(Host) As the sugaring season draws to a close this year, the maple industry says production has increased and plans for more expansion are in the works. That means maple producers are looking for new ways to market their “liquid gold.”
As VPR’s Lynne McCrea reports, what still “sells” is the Vermont name.
(McCrea) Robbie Howrigan of Fairfield fits the image of an “old fashioned” Vermont sugar maker. The sixth-generation farmer still uses horses to get through his dense, hilly sugarbush. And he still hangs metal buckets to collect sap.
(Sound of sap dripping, Howrigan) “We’re still kind of old-fashioned.”
(McCrea) The Howrigan sugar house is vintage too, with its dark walls and small windows that cast a dim light. The sap is boiled using an old wood stove, the fire constantly stoked with heavy logs. Because the Howrigan operation is a supplement to dairy farming, the family’s chosen to keep it small.
That’s in contrast to the Vermont trend, which shows that maple producers are increasing production by 10 to 15 percent, primarily by adding new taps to existing sugarbush operations. Robbie Howrigan has been noticing the change:
(Howrigan) “There are some around who’ve really expanded in last five to 10 years – tenfold almost of what they used to do. And, I don’t know, I have to wonder if there isn’t a limit!”

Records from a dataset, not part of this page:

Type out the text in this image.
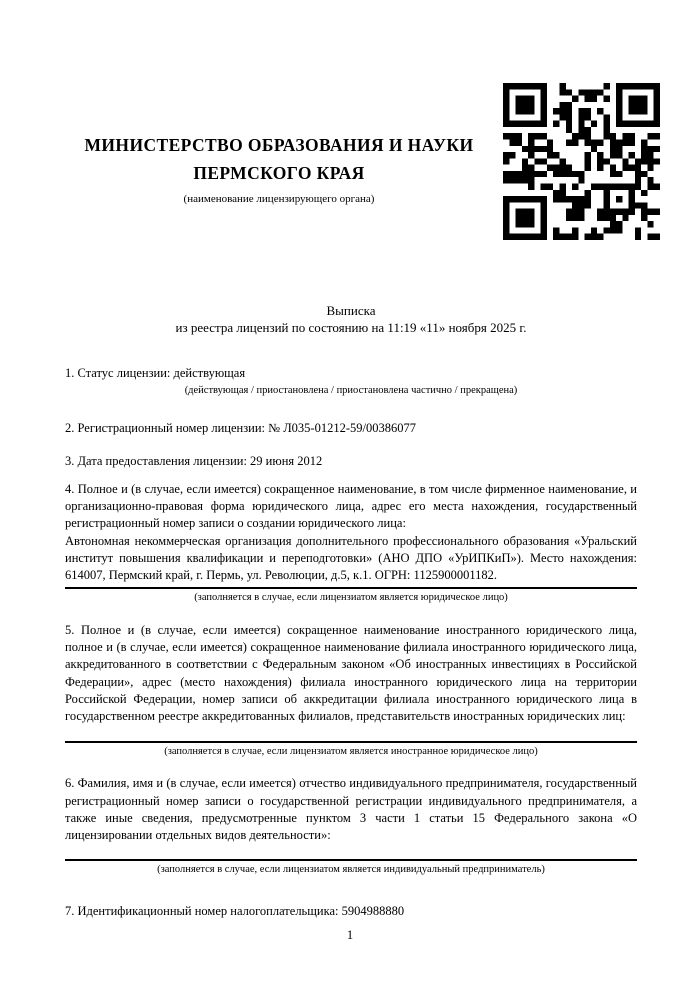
МИНИСТЕРСТВО ОБРАЗОВАНИЯ И НАУКИ
ПЕРМСКОГО КРАЯ
(наименование лицензирующего органа)
Выписка
из реестра лицензий по состоянию на 11:19 «11» ноября 2025 г.

1. Статус лицензии: действующая

(действующая / приостановлена / приостановлена частично / прекращена)

2. Регистрационный номер лицензии: № Л035-01212-59/00386077

3. Дата предоставления лицензии: 29 июня 2012

4. Полное и (в случае, если имеется) сокращенное наименование, в том числе фирменное наименование, и организационно-правовая форма юридического лица, адрес его места нахождения, государственный регистрационный номер записи о создании юридического лица:

Автономная некоммерческая организация дополнительного профессионального образования «Уральский институт повышения квалификации и переподготовки» (АНО ДПО «УрИПКиП»). Место нахождения: 614007, Пермский край, г. Пермь, ул. Революции, д.5, к.1. ОГРН: 1125900001182.

(заполняется в случае, если лицензиатом является юридическое лицо)

5. Полное и (в случае, если имеется) сокращенное наименование иностранного юридического лица, полное и (в случае, если имеется) сокращенное наименование филиала иностранного юридического лица, аккредитованного в соответствии с Федеральным законом «Об иностранных инвестициях в Российской Федерации», адрес (место нахождения) филиала иностранного юридического лица на территории Российской Федерации, номер записи об аккредитации филиала иностранного юридического лица в государственном реестре аккредитованных филиалов, представительств иностранных юридических лиц:

(заполняется в случае, если лицензиатом является иностранное юридическое лицо)

6. Фамилия, имя и (в случае, если имеется) отчество индивидуального предпринимателя, государственный регистрационный номер записи о государственной регистрации индивидуального предпринимателя, а также иные сведения, предусмотренные пунктом 3 части 1 статьи 15 Федерального закона «О лицензировании отдельных видов деятельности»:

(заполняется в случае, если лицензиатом является индивидуальный предприниматель)

7. Идентификационный номер налогоплательщика: 5904988880

1
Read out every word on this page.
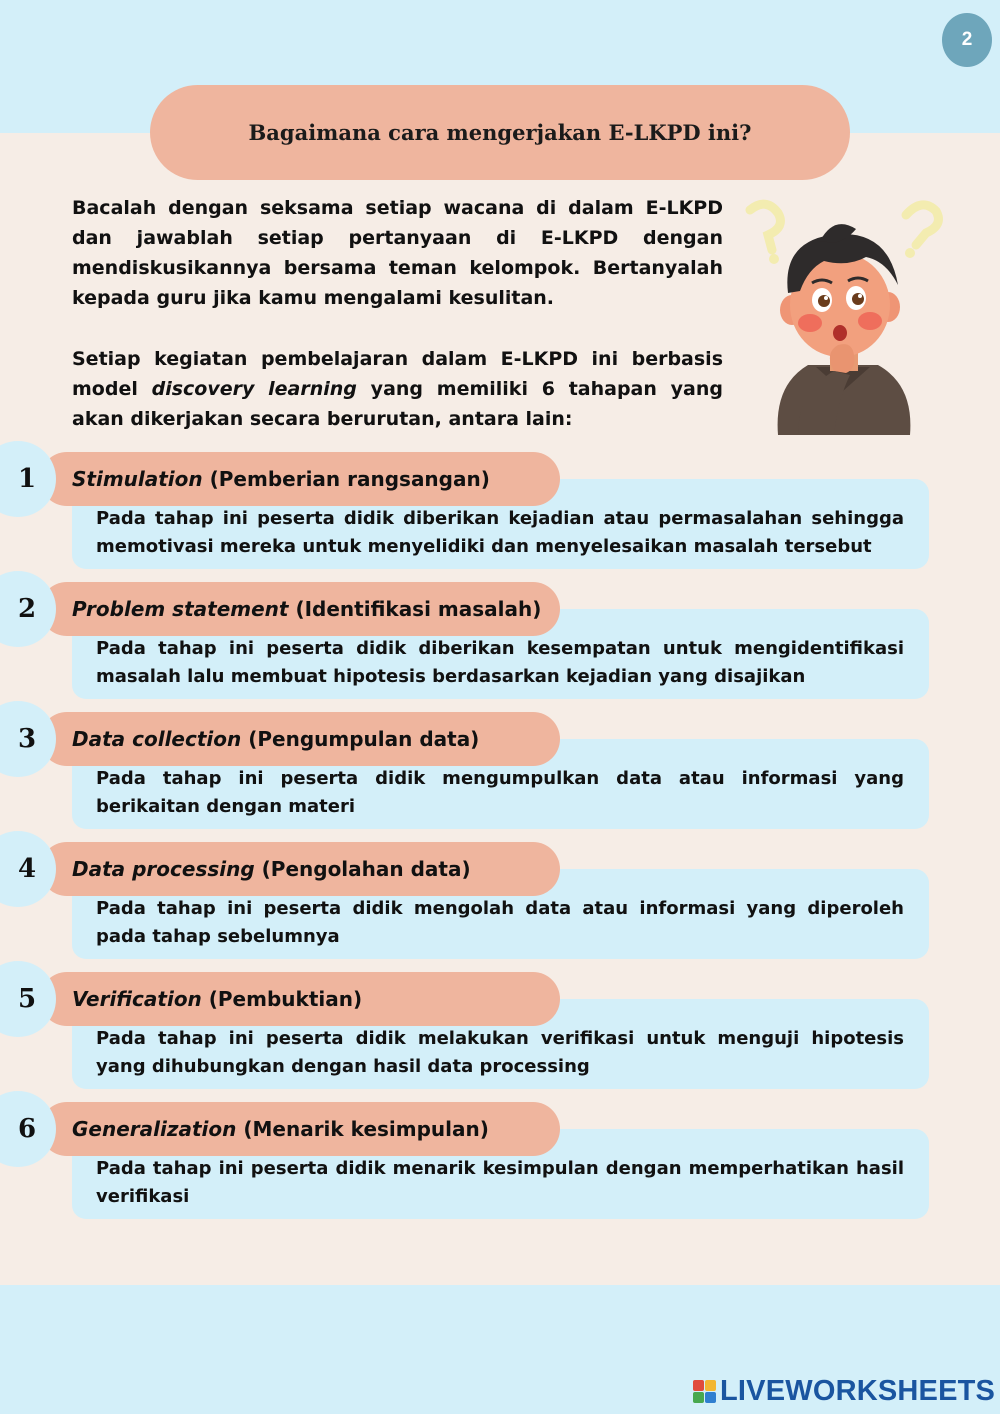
2
Bagaimana cara mengerjakan E-LKPD ini?

Bacalah dengan seksama setiap wacana di dalam E-LKPD dan jawablah setiap pertanyaan di E-LKPD dengan mendiskusikannya bersama teman kelompok. Bertanyalah kepada guru jika kamu mengalami kesulitan.

Setiap kegiatan pembelajaran dalam E-LKPD ini berbasis model discovery learning yang memiliki 6 tahapan yang akan dikerjakan secara berurutan, antara lain:

Pada tahap ini peserta didik diberikan kejadian atau permasalahan sehingga memotivasi mereka untuk menyelidiki dan menyelesaikan masalah tersebut

Stimulation (Pemberian rangsangan)
1

Pada tahap ini peserta didik diberikan kesempatan untuk mengidentifikasi masalah lalu membuat hipotesis berdasarkan kejadian yang disajikan

Problem statement (Identifikasi masalah)
2

Pada tahap ini peserta didik mengumpulkan data atau informasi yang berikaitan dengan materi

Data collection (Pengumpulan data)
3

Pada tahap ini peserta didik mengolah data atau informasi yang diperoleh pada tahap sebelumnya

Data processing (Pengolahan data)
4

Pada tahap ini peserta didik melakukan verifikasi untuk menguji hipotesis yang dihubungkan dengan hasil data processing

Verification (Pembuktian)
5

Pada tahap ini peserta didik menarik kesimpulan dengan memperhatikan hasil verifikasi

Generalization (Menarik kesimpulan)
6
LIVEWORKSHEETS
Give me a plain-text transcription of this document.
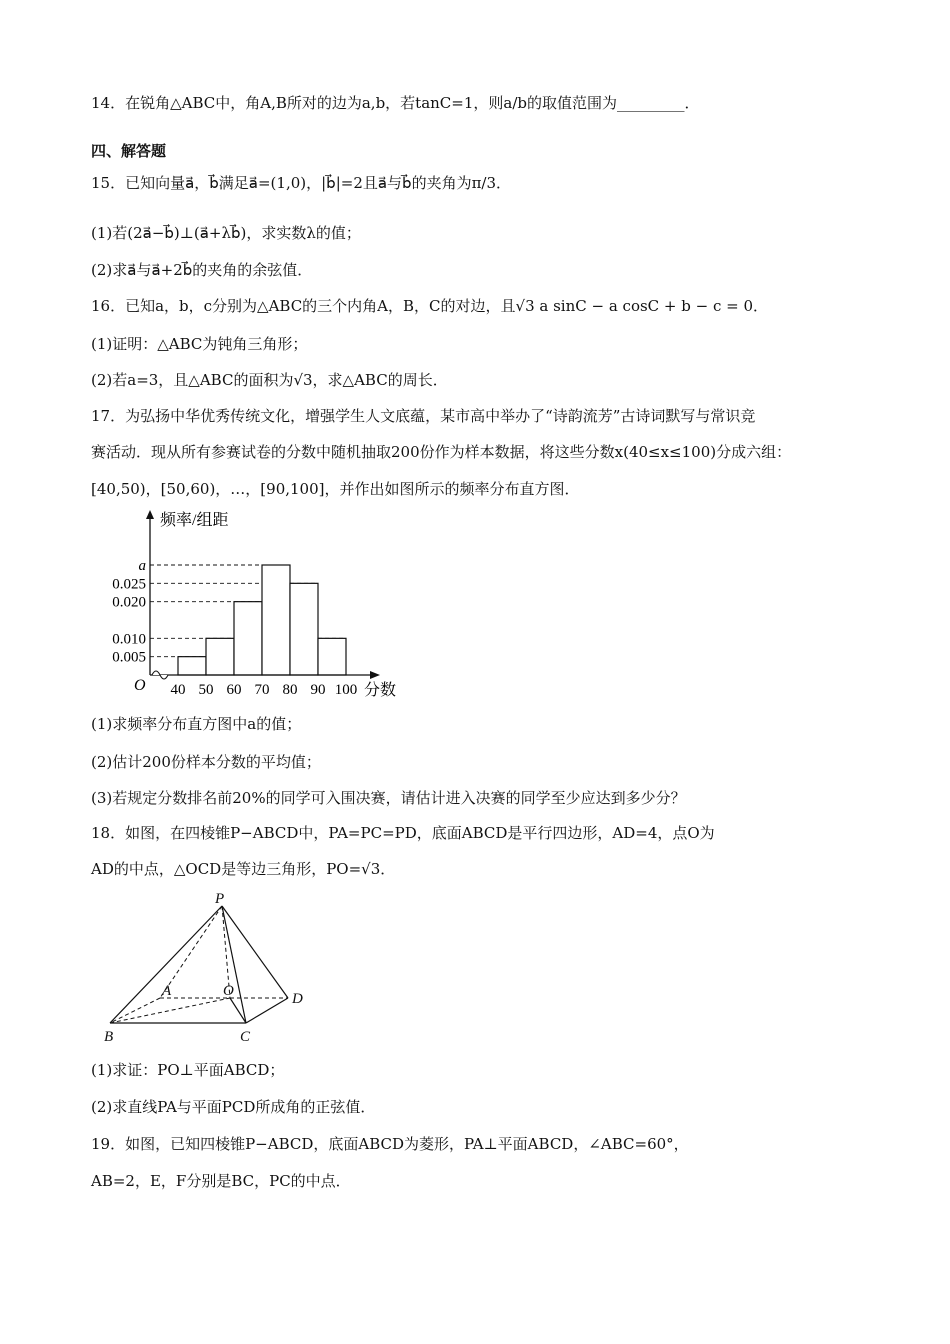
14．在锐角△ABC中，角A,B所对的边为a,b，若tanC=1，则a/b的取值范围为_________．
四、解答题
15．已知向量a⃗，b⃗满足a⃗=(1,0)，|b⃗|=2且a⃗与b⃗的夹角为π/3．
(1)若(2a⃗−b⃗)⊥(a⃗+λb⃗)，求实数λ的值；
(2)求a⃗与a⃗+2b⃗的夹角的余弦值．
16．已知a，b，c分别为△ABC的三个内角A，B，C的对边，且√3 a sinC − a cosC + b − c = 0．
(1)证明：△ABC为钝角三角形；
(2)若a=3，且△ABC的面积为√3，求△ABC的周长．
17．为弘扬中华优秀传统文化，增强学生人文底蕴，某市高中举办了“诗韵流芳”古诗词默写与常识竞
赛活动．现从所有参赛试卷的分数中随机抽取200份作为样本数据，将这些分数x(40≤x≤100)分成六组：
[40,50)，[50,60)，…，[90,100]，并作出如图所示的频率分布直方图．
频率/组距
分数
O
0.005
0.010
0.020
0.025
a
40 50 60 70 80 90 100
(1)求频率分布直方图中a的值；
(2)估计200份样本分数的平均值；
(3)若规定分数排名前20%的同学可入围决赛，请估计进入决赛的同学至少应达到多少分？
18．如图，在四棱锥P−ABCD中，PA=PC=PD，底面ABCD是平行四边形，AD=4，点O为
AD的中点，△OCD是等边三角形，PO=√3．
P
A	O	D
B	C
(1)求证：PO⊥平面ABCD；
(2)求直线PA与平面PCD所成角的正弦值．
19．如图，已知四棱锥P−ABCD，底面ABCD为菱形，PA⊥平面ABCD，∠ABC=60°，
AB=2，E，F分别是BC，PC的中点．
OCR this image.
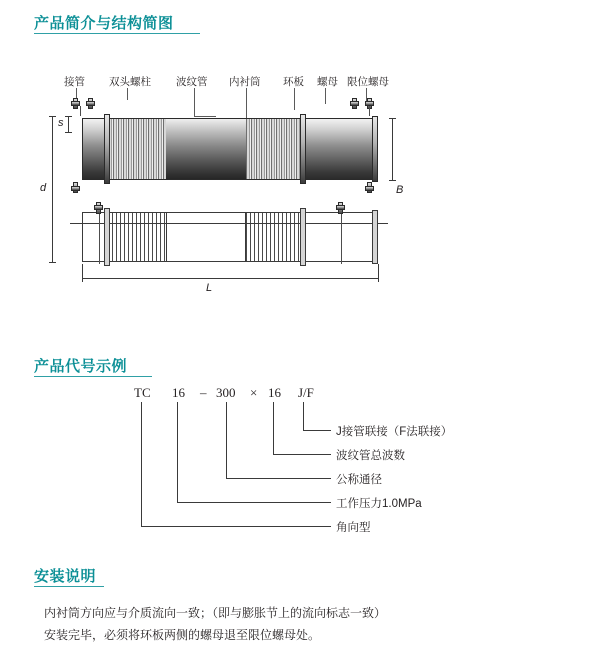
产品简介与结构简图
接管 双头螺柱 波纹管 内衬筒 环板 螺母 限位螺母
s
d	B
L
产品代号示例
TC 16 – 300 × 16 J/F
J接管联接（F法联接）
波纹管总波数
公称通径
工作压力1.0MPa
角向型
安装说明
内衬筒方向应与介质流向一致；（即与膨胀节上的流向标志一致）
安装完毕，必须将环板两侧的螺母退至限位螺母处。
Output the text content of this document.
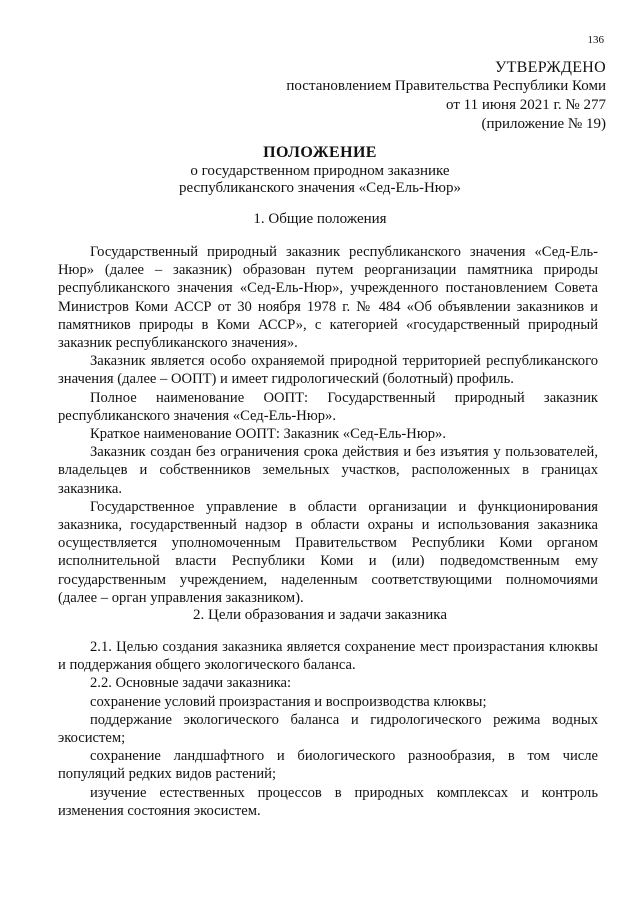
136
УТВЕРЖДЕНО
постановлением Правительства Республики Коми
от 11 июня 2021 г. № 277
(приложение № 19)
ПОЛОЖЕНИЕ
о государственном природном заказнике
республиканского значения «Сед-Ель-Нюр»
1. Общие положения

Государственный природный заказник республиканского значения «Сед-Ель-Нюр» (далее – заказник) образован путем реорганизации памятника природы республиканского значения «Сед-Ель-Нюр», учрежденного постановлением Совета Министров Коми АССР от 30 ноября 1978 г. № 484 «Об объявлении заказников и памятников природы в Коми АССР», с категорией «государственный природный заказник республиканского значения».

Заказник является особо охраняемой природной территорией республиканского значения (далее – ООПТ) и имеет гидрологический (болотный) профиль.

Полное наименование ООПТ: Государственный природный заказник республиканского значения «Сед-Ель-Нюр».

Краткое наименование ООПТ: Заказник «Сед-Ель-Нюр».

Заказник создан без ограничения срока действия и без изъятия у пользователей, владельцев и собственников земельных участков, расположенных в границах заказника.

Государственное управление в области организации и функционирования заказника, государственный надзор в области охраны и использования заказника осуществляется уполномоченным Правительством Республики Коми органом исполнительной власти Республики Коми и (или) подведомственным ему государственным учреждением, наделенным соответствующими полномочиями (далее – орган управления заказником).

2. Цели образования и задачи заказника

2.1. Целью создания заказника является сохранение мест произрастания клюквы и поддержания общего экологического баланса.

2.2. Основные задачи заказника:

сохранение условий произрастания и воспроизводства клюквы;

поддержание экологического баланса и гидрологического режима водных экосистем;

сохранение ландшафтного и биологического разнообразия, в том числе популяций редких видов растений;

изучение естественных процессов в природных комплексах и контроль изменения состояния экосистем.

(McCrea) Advances in technology have fueled the industry’s growth. In Underhill Center, The Proctor Maple Research Center was established by the University of Vermont nearly 60 years ago. Some of the early experiments using tubing were conducted at this field research station.
Dr. Tim Perkins is director of the center. He says one of the biggest advances in the last five years is the ‘small spout.’ It’s resulted in a nearly complete change-over in the industry.
(Perkins) “Turns out that under vacuum conditions especially, you can produce about the same amount of sap from the tree with a smaller spout than with a larger spout. The advantage of that is that you’re making a smaller hole in the tree. And when you do drill a hole in a tree, you’re making a wound. And if can keep the wound smaller, then it’s better for health of the tree. And most of the new installations going in now utilize the small spouts.”
(McCrea) Whether the spout is small or large, the maple industry estimates that at least 150,000 new taps have been added to Vermont maple trees this year. And more sap means more maple syrup.
(Catherine Stevens) “So obviously, the more product you have to sell, the more you need to work on selling it.”
(McCrea) Catherine Stevens is marketing coordinator for the Vermont Maple Sugar Makers Association. And she’s a ‘first’ – efore now, the maple industry never had a dedicated position to focus on marketing needs. Stevens has just completed a new national market survey, one with some ‘good-news-bad-news’ results:
(Stevens) “We were pleased and delighted to find that when people hear ‘maple syrup’ they think ‘Vermont’ first and foremost. However, there were other names on the list after Vermont, and we’re cognizant that the competition – like for any other product – is growing, and it’s very much growing in the maple industry.”
(McCrea) That competition comes from states like Maine, and far more so from Quebec, which produces millions of gallons of syrup every year, compared to Vermont’s average of 500,000 gallons.
The national survey also confirmed what local marketers have suspected – that the higher price of pure Vermont syrup won’t sell to bottom line conscious, national grocery stores. So marketers are bolstering their efforts to target visitors to the state.
Dakin Farm in Ferrisburgh is one of more than 100 maple producers to take part in the state’s third annual “Open House Weekend,” an event that’s designed to draw people into local sugarhouses.
Sam Cutting is the founder of Dakin Farm, a business that ships maple products throughout the world. The sugar house glows with warm wood and crisp lighting. Sam Cutting sits next to the oil-fired evaporator, and watches as people help themselves to free samples of maple-cured sausage and syrup.
(Cutting) “Our sugarhouse snow parties are our Vermont promotion for the year. So it’s really not a money making proposition. If you take the advertising, and everything that we do for it, if we break even, and make a lot of people happy, and they come back at Christmas time, or bring Aunt Tillie next summer – that’s our payoff.”
(McCrea) It’s payoff, too, for Robbie Howrigan of Fairfield. Most of the syrup he makes will be sold through Dakin Farm and it will be the quality that has given Vermont’s syrup its name. Howrigan says he’s made some of the top-graded Fancy syrup, and a lot of the next grade – the A Medium Amber. Beyond color, Howrigan rates the flavor of this year’s crop as very good.
For Vermont Public Radio, I’m Lynne McCrea.